Although the association between AA race and ICI%≥5 after adjusting for age, diabetes duration, sex, BMI and TCF7L2 variant did not reach statistical significance (p=0.053), the association between TCF7L2 variants and higher ICI% was significantly stronger in AA donors than in other races (p=0.0167). Potential explanations for the differences between ancestries include both genetic and environmental factors. Although genetic differences among ancestries are starting to be known, the notable type 1 diabetes genetic heterogeneity within populations of African ancestry and the influence of genetics on beta cell function warrant further study. Our knowledge on the environmental factors that affect residual beta cell function is even more limited. Obesity modifies the progression of islet autoimmunity [10] and increases the risk of type 1 diabetes [5], but this increase is almost four times higher for Hispanic than NHW autoantibody-positive adolescents and adults [11]. Although this association is yet to be tested in AA individuals, the observation that racial and ethnic minorities in the USA have a higher prevalence of obesity and, simultaneously, are experiencing higher increases in type 1 diabetes incidence than NHW individuals supports the impact of obesity on the development of type 1 diabetes. Thus, it will be important to test whether prevention of obesity lowers type 1 diabetes risk in cohorts from racially and ethnically diverse backgrounds.
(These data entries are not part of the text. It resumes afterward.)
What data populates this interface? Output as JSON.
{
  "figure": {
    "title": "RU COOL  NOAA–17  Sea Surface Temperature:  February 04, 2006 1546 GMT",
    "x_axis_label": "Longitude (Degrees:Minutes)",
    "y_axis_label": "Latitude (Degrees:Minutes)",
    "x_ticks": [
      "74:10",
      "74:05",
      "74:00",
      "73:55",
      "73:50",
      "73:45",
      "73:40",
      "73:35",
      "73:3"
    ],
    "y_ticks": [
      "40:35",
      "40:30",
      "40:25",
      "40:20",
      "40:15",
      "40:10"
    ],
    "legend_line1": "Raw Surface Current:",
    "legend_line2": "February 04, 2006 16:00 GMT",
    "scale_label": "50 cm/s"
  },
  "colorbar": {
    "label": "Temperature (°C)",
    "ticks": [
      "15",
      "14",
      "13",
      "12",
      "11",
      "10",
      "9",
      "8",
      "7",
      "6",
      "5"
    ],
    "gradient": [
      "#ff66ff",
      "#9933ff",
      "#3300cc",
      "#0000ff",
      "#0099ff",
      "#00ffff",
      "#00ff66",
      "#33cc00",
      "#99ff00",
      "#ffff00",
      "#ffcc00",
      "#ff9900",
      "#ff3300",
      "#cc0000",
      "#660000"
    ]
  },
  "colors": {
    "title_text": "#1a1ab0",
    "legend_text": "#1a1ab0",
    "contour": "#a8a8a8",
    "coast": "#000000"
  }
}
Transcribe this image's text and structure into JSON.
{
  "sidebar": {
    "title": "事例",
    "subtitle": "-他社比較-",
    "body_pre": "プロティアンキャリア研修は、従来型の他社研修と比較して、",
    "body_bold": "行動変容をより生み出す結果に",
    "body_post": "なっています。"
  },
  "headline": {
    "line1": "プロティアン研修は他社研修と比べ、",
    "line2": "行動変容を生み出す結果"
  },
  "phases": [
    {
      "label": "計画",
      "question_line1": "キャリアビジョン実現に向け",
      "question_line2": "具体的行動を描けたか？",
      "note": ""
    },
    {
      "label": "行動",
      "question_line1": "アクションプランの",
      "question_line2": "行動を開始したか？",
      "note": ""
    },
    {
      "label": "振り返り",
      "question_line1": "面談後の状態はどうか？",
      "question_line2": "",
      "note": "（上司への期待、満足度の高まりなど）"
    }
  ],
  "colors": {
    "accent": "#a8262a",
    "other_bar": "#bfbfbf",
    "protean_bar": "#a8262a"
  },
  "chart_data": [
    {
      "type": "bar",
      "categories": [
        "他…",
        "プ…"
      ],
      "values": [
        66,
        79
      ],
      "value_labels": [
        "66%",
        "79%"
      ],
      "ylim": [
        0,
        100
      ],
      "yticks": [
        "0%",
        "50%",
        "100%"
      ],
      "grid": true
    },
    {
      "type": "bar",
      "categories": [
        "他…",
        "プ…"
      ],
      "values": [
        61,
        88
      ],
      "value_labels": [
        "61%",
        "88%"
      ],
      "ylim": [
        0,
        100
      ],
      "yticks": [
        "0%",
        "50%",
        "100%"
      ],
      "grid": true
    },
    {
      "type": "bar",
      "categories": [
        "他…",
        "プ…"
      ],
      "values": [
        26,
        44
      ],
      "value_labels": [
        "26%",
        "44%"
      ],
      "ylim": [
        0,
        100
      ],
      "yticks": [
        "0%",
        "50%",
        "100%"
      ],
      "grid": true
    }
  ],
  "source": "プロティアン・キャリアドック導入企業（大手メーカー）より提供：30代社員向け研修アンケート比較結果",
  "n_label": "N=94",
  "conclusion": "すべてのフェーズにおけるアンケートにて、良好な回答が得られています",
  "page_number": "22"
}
Shorter diabetes duration was associated with a higher ICI%, predictably as beta cell loss continues after diabetes onset [12]. Similarly, individuals presenting at an older age have slower rates of C-peptide decline and, thus, retain higher residual beta cell function. As we adjusted for age and diabetes duration, these factors are unlikely to explain the differences seen.

Limitations of the study include its retrospective design, the use of a data-driven definition of high ICI% and that there were more than twice as many donors with a low ICI%. Additionally, our analysis was limited to nPOD donors with sufficient tissue sample for testing. While these analyses should be considered exploratory, they generate intriguing hypotheses that warrant further investigation. Studying gene expression profiles at beta cell level, along with proteomic and metabolic profiles, may further our knowledge of the mechanisms underlying our observations. Altogether, our study sheds light on the variability of residual beta cell function in type 1 diabetes. This knowledge will help dissect the heterogeneity within and between diabetes types and further our understanding of the aetiopathogenesis of type 1 diabetes.